Police used fire trucks to douse the burning tyres but when they attempted to enter the area, people threw stones and bottles filled with petrol at them, sparking the clash.
Police responded by firing shots and detaining the six people, including the two injured.
Van Hon, 37, whose husband Yeam Yorn was one of those arrested, yesterday said that her husband and three others were released on the same night after signing a contract promising to stop protesting.
She said that her family does not have land in the area, but they were staying with a relative on the day of the incident.
Ms Hon said her husband just went to see the protest but was arrested by police.
“My husband is a construction worker, and on that day he just went to see the protest,” she said. “But the clash suddenly happened and when police fired many shots my husband ran from the place.”
“The police shouted to him not to run and arrested him,” she added.
According to Ms Hon, some residents have moved out of the land to a nearby mountain.
Pov Saroth, who was injured in the clash and is in Preah Kossamak hospital, yesterday said he was shot in his back, but his condition is slightly improving although he cannot walk yet.
“I am a construction worker working near that place and on that day I and another worker went to buy food at Otres market,” he said. We saw burning car tyres blocking the road and couldn’t move forward so we stopped to look at the protest.”
“I was shot and the authorities kept me there for more than two hours before my relatives sent me to the hospital,” he added.
Mr Saroth has not yet considered filing a lawsuit in order to find out who shot him as he still lacks money to pay for his medical treatment.
Cheap Sotheary, provincial rights group Adhoc’s coordinator, yesterday said that the families who protested to stop the land measurement did not know about the land dispute or the Supreme Court verdict because they had bought land from third parties.

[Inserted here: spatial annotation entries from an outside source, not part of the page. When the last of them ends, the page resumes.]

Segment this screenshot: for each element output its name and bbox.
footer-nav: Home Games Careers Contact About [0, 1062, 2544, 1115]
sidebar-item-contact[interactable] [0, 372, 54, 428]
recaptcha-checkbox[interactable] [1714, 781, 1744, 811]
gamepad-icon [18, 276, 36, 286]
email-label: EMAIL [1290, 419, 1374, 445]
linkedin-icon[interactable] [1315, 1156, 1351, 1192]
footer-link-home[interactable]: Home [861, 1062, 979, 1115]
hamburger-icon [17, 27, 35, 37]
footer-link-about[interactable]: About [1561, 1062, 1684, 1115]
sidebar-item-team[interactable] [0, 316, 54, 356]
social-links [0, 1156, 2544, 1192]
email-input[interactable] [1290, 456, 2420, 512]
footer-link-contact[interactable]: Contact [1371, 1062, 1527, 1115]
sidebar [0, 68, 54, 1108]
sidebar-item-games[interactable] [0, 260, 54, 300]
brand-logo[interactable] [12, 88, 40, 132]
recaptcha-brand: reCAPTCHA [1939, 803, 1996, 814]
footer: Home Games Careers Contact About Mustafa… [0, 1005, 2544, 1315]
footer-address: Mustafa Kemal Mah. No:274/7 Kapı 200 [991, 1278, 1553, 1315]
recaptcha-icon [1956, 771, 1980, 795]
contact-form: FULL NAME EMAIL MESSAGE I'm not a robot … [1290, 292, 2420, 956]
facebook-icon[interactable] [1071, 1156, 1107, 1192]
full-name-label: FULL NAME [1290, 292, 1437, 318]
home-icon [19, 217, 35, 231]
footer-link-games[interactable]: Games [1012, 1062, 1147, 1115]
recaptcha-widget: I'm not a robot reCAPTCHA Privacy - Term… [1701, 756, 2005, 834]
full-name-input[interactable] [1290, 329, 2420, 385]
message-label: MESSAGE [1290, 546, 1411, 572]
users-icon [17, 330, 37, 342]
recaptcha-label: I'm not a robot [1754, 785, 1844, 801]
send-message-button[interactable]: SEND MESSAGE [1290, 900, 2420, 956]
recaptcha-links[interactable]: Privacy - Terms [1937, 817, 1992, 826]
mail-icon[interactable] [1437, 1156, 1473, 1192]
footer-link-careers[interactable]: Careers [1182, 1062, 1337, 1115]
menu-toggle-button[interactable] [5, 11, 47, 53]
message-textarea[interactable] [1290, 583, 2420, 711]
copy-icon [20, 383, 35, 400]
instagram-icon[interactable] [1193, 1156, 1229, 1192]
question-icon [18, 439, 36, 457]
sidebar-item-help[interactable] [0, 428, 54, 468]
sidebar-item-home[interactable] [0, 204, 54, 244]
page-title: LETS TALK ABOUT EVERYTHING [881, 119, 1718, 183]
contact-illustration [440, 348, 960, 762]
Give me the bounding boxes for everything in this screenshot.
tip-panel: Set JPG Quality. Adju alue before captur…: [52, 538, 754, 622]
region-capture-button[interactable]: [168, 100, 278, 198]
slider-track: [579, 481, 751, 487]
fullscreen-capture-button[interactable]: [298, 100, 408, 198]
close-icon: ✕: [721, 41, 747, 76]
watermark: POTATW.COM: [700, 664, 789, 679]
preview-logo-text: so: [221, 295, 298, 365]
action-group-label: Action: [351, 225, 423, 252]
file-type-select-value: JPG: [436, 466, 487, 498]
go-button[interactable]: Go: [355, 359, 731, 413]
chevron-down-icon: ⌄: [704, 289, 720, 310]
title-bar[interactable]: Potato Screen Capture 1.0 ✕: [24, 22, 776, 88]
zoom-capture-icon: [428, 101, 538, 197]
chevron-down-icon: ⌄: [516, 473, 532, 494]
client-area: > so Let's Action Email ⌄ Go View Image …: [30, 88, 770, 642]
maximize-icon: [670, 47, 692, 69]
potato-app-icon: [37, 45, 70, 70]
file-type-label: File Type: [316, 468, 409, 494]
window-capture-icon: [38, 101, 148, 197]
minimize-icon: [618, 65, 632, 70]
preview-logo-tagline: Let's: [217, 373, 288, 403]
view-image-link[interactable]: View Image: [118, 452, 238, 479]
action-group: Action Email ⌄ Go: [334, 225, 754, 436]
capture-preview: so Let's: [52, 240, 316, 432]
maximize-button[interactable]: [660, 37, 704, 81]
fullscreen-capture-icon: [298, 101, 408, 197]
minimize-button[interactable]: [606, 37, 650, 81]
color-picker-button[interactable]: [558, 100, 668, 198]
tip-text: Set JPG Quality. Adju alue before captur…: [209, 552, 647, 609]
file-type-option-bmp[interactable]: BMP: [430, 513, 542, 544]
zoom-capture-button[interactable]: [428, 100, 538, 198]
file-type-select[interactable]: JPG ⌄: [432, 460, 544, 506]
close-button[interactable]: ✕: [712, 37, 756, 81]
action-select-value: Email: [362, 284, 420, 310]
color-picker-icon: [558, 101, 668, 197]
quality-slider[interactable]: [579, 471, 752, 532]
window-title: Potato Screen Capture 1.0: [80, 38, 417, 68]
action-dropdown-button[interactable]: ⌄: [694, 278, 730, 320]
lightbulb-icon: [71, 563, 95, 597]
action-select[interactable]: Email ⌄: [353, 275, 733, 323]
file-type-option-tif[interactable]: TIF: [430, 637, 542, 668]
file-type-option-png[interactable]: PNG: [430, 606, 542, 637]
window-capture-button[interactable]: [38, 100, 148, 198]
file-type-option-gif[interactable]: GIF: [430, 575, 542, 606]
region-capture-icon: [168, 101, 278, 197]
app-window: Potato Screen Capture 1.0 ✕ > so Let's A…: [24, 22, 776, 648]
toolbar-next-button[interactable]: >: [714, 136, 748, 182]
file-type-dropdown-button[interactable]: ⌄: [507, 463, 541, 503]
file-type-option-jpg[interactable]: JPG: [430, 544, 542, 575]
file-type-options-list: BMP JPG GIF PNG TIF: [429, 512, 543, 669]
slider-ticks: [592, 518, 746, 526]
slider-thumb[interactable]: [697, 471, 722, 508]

“I asked the residents and they said they did not know anything about any plaintiff or defendants in a land dispute,” she said. “They said they bought the land from others and some of them have been living there for up to seven years.”
Ms Sotheary also clarified that the Supreme Court verdict did not name tycoon Siv Kong Triv and his wife, Hong Suon as the owners of the land as people had told her previously.
She noted that as of yesterday almost all the houses have been removed from the area.